Numerically stable computation of embedding formulae for scattering by polygons

TL;DR

This paper develops a numerically stable method for computing embedding formulae in scattering problems involving polygons, improving accuracy and stability in practical implementations for various incident waves.

Contribution

It introduces a novel approach to identify and control numerical instabilities in embedding formulae for polygon scattering, extending to Herglotz wave functions and T-matrix methods.

Findings

Enhanced numerical stability in embedding formula computations

Extension to Herglotz wave functions

Potential removal of frequency dependence in T-matrix methods

Abstract

For problems of time-harmonic scattering by polygonal obstacles, embedding formulae provide a useful means of computing the far-field coefficient induced by any incident plane wave, given the far-field coefficient of a relatively small set of canonical problems.

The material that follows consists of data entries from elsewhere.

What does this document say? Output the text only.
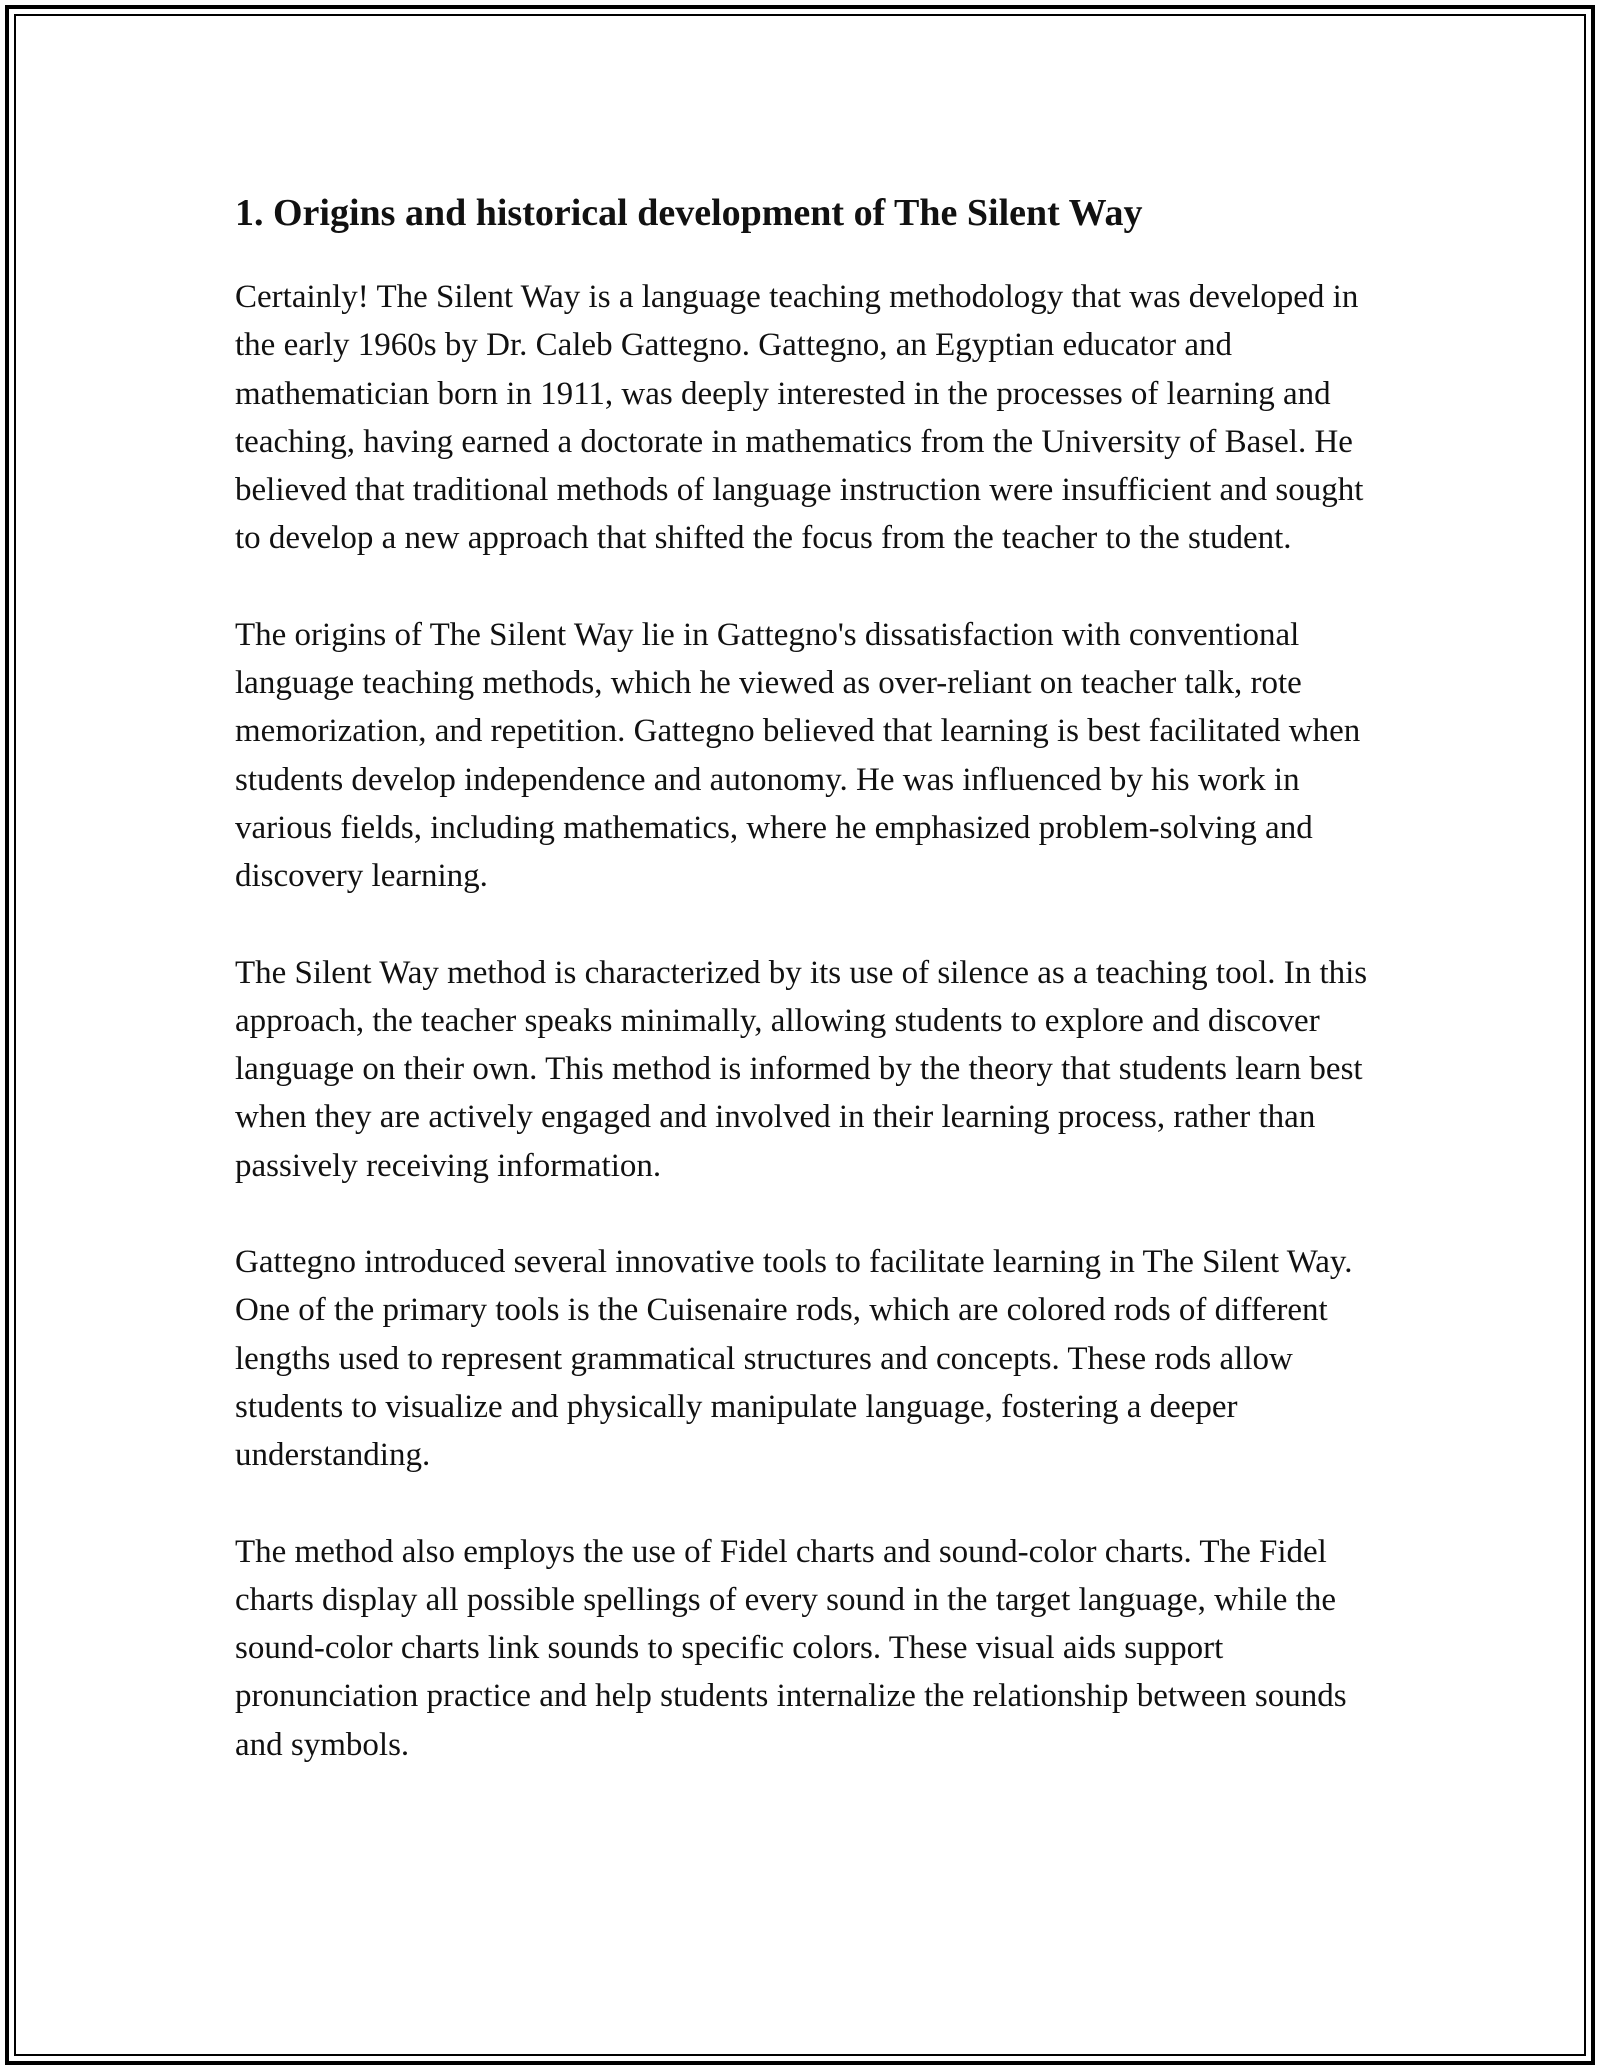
1. Origins and historical development of The Silent Way

Certainly! The Silent Way is a language teaching methodology that was developed in the early 1960s by Dr. Caleb Gattegno. Gattegno, an Egyptian educator and mathematician born in 1911, was deeply interested in the processes of learning and teaching, having earned a doctorate in mathematics from the University of Basel. He believed that traditional methods of language instruction were insufficient and sought to develop a new approach that shifted the focus from the teacher to the student.

The origins of The Silent Way lie in Gattegno's dissatisfaction with conventional language teaching methods, which he viewed as over-reliant on teacher talk, rote memorization, and repetition. Gattegno believed that learning is best facilitated when students develop independence and autonomy. He was influenced by his work in various fields, including mathematics, where he emphasized problem-solving and discovery learning.

The Silent Way method is characterized by its use of silence as a teaching tool. In this approach, the teacher speaks minimally, allowing students to explore and discover language on their own. This method is informed by the theory that students learn best when they are actively engaged and involved in their learning process, rather than passively receiving information.

Gattegno introduced several innovative tools to facilitate learning in The Silent Way. One of the primary tools is the Cuisenaire rods, which are colored rods of different lengths used to represent grammatical structures and concepts. These rods allow students to visualize and physically manipulate language, fostering a deeper understanding.

The method also employs the use of Fidel charts and sound-color charts. The Fidel charts display all possible spellings of every sound in the target language, while the sound-color charts link sounds to specific colors. These visual aids support pronunciation practice and help students internalize the relationship between sounds and symbols.
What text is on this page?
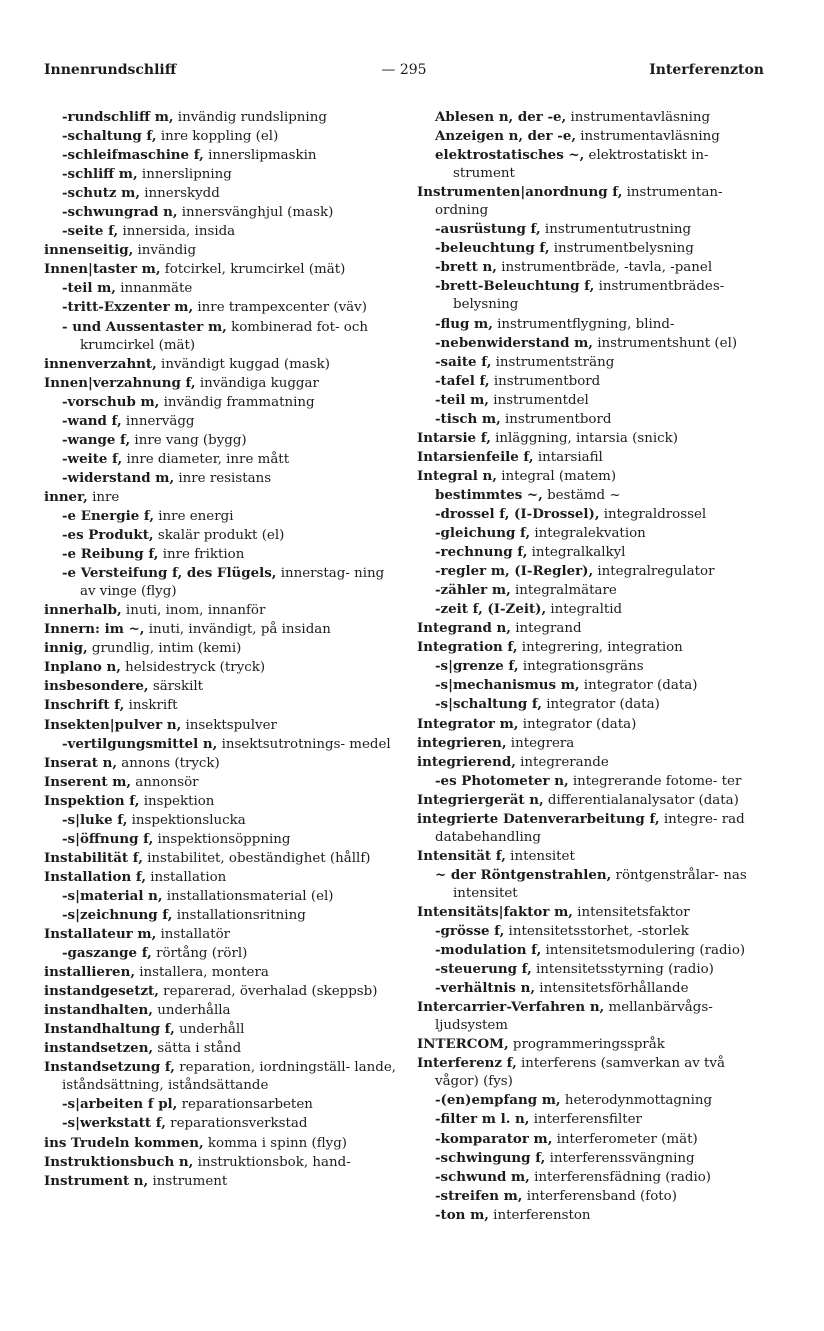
Innenrundschliff	— 295	Interferenzton
-rundschliff m, invändig rundslipning
-schaltung f, inre koppling (el)
-schleifmaschine f, innerslipmaskin
-schliff m, innerslipning
-schutz m, innerskydd
-schwungrad n, innersvänghjul (mask)
-seite f, innersida, insida
innenseitig, invändig
Innen|taster m, fotcirkel, krumcirkel (mät)
-teil m, innanmäte
-tritt-Exzenter m, inre trampexcenter (väv)
- und Aussentaster m, kombinerad fot- och krumcirkel (mät)
innenverzahnt, invändigt kuggad (mask)
Innen|verzahnung f, invändiga kuggar
-vorschub m, invändig frammatning
-wand f, innervägg
-wange f, inre vang (bygg)
-weite f, inre diameter, inre mått
-widerstand m, inre resistans
inner, inre
-e Energie f, inre energi
-es Produkt, skalär produkt (el)
-e Reibung f, inre friktion
-e Versteifung f, des Flügels, innerstag- ning av vinge (flyg)
innerhalb, inuti, inom, innanför
Innern: im ~, inuti, invändigt, på insidan
innig, grundlig, intim (kemi)
Inplano n, helsidestryck (tryck)
insbesondere, särskilt
Inschrift f, inskrift
Insekten|pulver n, insektspulver
-vertilgungsmittel n, insektsutrotnings- medel
Inserat n, annons (tryck)
Inserent m, annonsör
Inspektion f, inspektion
-s|luke f, inspektionslucka
-s|öffnung f, inspektionsöppning
Instabilität f, instabilitet, obeständighet (hållf)
Installation f, installation
-s|material n, installationsmaterial (el)
-s|zeichnung f, installationsritning
Installateur m, installatör
-gaszange f, rörtång (rörl)
installieren, installera, montera
instandgesetzt, reparerad, överhalad (skeppsb)
instandhalten, underhålla
Instandhaltung f, underhåll
instandsetzen, sätta i stånd
Instandsetzung f, reparation, iordningställ- lande, iståndsättning, iståndsättande
-s|arbeiten f pl, reparationsarbeten
-s|werkstatt f, reparationsverkstad
ins Trudeln kommen, komma i spinn (flyg)
Instruktionsbuch n, instruktionsbok, hand-
Instrument n, instrument
Ablesen n, der -e, instrumentavläsning
Anzeigen n, der -e, instrumentavläsning
elektrostatisches ~, elektrostatiskt in- strument
Instrumenten|anordnung f, instrumentan- ordning
-ausrüstung f, instrumentutrustning
-beleuchtung f, instrumentbelysning
-brett n, instrumentbräde, -tavla, -panel
-brett-Beleuchtung f, instrumentbrädes- belysning
-flug m, instrumentflygning, blind-
-nebenwiderstand m, instrumentshunt (el)
-saite f, instrumentsträng
-tafel f, instrumentbord
-teil m, instrumentdel
-tisch m, instrumentbord
Intarsie f, inläggning, intarsia (snick)
Intarsienfeile f, intarsiafil
Integral n, integral (matem)
bestimmtes ~, bestämd ~
-drossel f, (I-Drossel), integraldrossel
-gleichung f, integralekvation
-rechnung f, integralkalkyl
-regler m, (I-Regler), integralregulator
-zähler m, integralmätare
-zeit f, (I-Zeit), integraltid
Integrand n, integrand
Integration f, integrering, integration
-s|grenze f, integrationsgräns
-s|mechanismus m, integrator (data)
-s|schaltung f, integrator (data)
Integrator m, integrator (data)
integrieren, integrera
integrierend, integrerande
-es Photometer n, integrerande fotome- ter
Integriergerät n, differentialanalysator (data)
integrierte Datenverarbeitung f, integre- rad databehandling
Intensität f, intensitet
~ der Röntgenstrahlen, röntgenstrålar- nas intensitet
Intensitäts|faktor m, intensitetsfaktor
-grösse f, intensitetsstorhet, -storlek
-modulation f, intensitetsmodulering (radio)
-steuerung f, intensitetsstyrning (radio)
-verhältnis n, intensitetsförhållande
Intercarrier-Verfahren n, mellanbärvågs- ljudsystem
INTERCOM, programmeringsspråk
Interferenz f, interferens (samverkan av två vågor) (fys)
-(en)empfang m, heterodynmottagning
-filter m l. n, interferensfilter
-komparator m, interferometer (mät)
-schwingung f, interferenssvängning
-schwund m, interferensfädning (radio)
-streifen m, interferensband (foto)
-ton m, interferenston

The number of such problems to be solved depends only on the geometry of the scatterer. Whilst the formulae themselves are exact in theory, any implementation will inherit numerical error from the method used to solve the canonical problems. This error can lead to numerical instabilities. Here, we present an effective approach to identify and regulate these instabilities. This approach is subsequently extended to the case where the incident wave is a Herglotz wave function, and we suggest how this could potentially remove frequency dependence of a T-matrix method.